Verspoor Karin, Cohn Judith, Joslyn Cliff, Mniszewski Sue, Rechtsteiner Andreas, Rocha Luis M, Simas Tiago
Los Alamos National Laboratory, PO Box 1663, MS B256, Los Alamos, NM 87545, USA.
BMC Bioinformatics. 2005;6 Suppl 1(Suppl 1):S20. doi: 10.1186/1471-2105-6-S1-S20. Epub 2005 May 24.
We participated in the BioCreAtIvE Task 2, which addressed the annotation of proteins into the Gene Ontology (GO) based on the text of a given document and the selection of evidence text from the document justifying that annotation. We approached the task utilizing several combinations of two distinct methods: an unsupervised algorithm for expanding words associated with GO nodes, and an annotation methodology which treats annotation as categorization of terms from a protein's document neighborhood into the GO.
The evaluation results indicate that the method for expanding words associated with GO nodes is quite powerful; we were able to successfully select appropriate evidence text for a given annotation in 38% of Task 2.1 queries by building on this method. The term categorization methodology achieved a precision of 16% for annotation within the correct extended family in Task 2.2, though we show through subsequent analysis that this can be improved with a different parameter setting. Our architecture proved not to be very successful on the evidence text component of the task, in the configuration used to generate the submitted results.

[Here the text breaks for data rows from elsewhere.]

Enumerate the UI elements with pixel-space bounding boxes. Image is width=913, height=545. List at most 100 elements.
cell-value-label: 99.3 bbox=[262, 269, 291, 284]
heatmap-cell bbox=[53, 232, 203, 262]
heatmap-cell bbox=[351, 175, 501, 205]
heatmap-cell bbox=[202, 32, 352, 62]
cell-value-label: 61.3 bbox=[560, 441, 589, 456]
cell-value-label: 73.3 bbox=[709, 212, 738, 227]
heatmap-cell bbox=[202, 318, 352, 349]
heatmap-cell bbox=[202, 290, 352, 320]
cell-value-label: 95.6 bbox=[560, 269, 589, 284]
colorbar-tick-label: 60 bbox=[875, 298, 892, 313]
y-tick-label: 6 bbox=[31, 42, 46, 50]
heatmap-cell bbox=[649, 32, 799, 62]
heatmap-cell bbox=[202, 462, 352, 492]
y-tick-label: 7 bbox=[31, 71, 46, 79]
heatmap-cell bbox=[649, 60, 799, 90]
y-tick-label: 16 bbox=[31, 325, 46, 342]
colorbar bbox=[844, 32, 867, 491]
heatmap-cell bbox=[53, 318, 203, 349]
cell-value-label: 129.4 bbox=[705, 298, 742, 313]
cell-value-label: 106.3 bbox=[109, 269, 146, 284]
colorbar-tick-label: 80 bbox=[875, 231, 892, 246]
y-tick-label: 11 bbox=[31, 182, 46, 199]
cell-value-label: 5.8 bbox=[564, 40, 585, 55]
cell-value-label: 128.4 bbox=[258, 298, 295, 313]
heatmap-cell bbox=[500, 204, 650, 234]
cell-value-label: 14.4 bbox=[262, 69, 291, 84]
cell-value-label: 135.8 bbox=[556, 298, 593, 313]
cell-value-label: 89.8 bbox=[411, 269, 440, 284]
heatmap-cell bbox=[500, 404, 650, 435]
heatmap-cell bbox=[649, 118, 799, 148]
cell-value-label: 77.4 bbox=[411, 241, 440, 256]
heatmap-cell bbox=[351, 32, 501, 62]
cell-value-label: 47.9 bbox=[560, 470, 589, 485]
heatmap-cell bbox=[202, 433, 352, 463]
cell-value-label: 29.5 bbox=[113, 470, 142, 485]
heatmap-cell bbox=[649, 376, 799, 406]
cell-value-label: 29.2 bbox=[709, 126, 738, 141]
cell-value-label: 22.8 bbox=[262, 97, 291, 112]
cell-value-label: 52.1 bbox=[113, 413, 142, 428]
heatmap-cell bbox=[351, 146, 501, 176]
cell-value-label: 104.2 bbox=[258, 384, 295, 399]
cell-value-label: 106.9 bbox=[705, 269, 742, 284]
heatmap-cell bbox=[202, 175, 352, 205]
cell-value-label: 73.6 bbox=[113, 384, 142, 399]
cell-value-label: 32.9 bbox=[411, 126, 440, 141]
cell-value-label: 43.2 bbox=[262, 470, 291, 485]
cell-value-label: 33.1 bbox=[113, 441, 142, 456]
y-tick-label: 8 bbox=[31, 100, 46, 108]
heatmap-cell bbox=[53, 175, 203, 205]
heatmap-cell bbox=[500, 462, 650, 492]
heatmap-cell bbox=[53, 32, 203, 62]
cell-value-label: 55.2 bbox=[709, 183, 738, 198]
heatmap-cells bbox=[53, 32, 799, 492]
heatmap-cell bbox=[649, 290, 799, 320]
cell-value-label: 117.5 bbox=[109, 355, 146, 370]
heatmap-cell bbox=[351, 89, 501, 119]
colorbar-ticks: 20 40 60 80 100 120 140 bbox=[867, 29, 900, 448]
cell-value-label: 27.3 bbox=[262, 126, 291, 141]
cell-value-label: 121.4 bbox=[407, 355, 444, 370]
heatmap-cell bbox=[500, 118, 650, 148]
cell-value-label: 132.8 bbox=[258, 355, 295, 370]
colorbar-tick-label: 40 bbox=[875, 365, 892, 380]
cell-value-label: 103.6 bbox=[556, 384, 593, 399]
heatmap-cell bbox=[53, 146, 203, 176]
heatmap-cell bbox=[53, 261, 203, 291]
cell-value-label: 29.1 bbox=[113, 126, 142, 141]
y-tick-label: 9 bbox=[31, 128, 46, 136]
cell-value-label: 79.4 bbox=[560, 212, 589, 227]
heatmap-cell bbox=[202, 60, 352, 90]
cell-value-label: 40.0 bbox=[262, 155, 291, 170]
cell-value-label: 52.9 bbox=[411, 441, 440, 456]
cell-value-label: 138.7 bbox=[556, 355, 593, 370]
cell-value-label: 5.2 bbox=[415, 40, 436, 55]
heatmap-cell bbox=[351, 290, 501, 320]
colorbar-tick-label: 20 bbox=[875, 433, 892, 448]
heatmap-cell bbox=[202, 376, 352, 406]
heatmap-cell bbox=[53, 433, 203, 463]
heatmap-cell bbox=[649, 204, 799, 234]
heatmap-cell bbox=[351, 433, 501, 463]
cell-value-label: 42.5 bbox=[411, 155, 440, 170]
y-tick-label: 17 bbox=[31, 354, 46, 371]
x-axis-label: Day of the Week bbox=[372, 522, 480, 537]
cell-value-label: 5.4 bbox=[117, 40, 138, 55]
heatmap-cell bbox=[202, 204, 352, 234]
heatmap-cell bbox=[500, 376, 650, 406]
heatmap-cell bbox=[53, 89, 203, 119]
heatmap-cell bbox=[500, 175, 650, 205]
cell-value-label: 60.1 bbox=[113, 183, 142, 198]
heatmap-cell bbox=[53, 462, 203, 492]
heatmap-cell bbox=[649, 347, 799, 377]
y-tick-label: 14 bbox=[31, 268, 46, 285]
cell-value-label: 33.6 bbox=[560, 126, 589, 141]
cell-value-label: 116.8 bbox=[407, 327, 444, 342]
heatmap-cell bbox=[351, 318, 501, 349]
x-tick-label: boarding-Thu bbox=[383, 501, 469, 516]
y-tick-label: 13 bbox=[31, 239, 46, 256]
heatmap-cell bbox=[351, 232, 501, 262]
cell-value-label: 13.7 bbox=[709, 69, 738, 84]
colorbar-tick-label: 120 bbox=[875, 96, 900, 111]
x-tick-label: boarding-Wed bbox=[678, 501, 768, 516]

The initial results show promise for both of the methods we explored, and we are planning to integrate the methods more closely to achieve better results overall.
我们参与了生物创意任务2,该任务基于给定文档的文本将蛋白质注释到基因本体(GO)中,并从文档中选择证明该注释的证据文本。我们使用两种不同方法的几种组合来处理该任务:一种用于扩展与GO节点相关联的词的无监督算法,以及一种将注释视为将来自蛋白质文档邻域的术语分类到GO中的注释方法。
评估结果表明,用于扩展与GO节点相关联的词的方法非常强大;通过基于此方法,我们能够在任务2.1的38%的查询中成功为给定注释选择合适的证据文本。在任务2.2中,术语分类方法在正确扩展家族内的注释精度达到了16%,不过我们通过后续分析表明,通过不同的参数设置可以提高该精度。在用于生成提交结果的配置中,我们的架构在任务的证据文本部分证明不太成功。
初步结果显示了我们探索的两种方法都有前景,我们计划更紧密地整合这些方法以总体上取得更好的结果。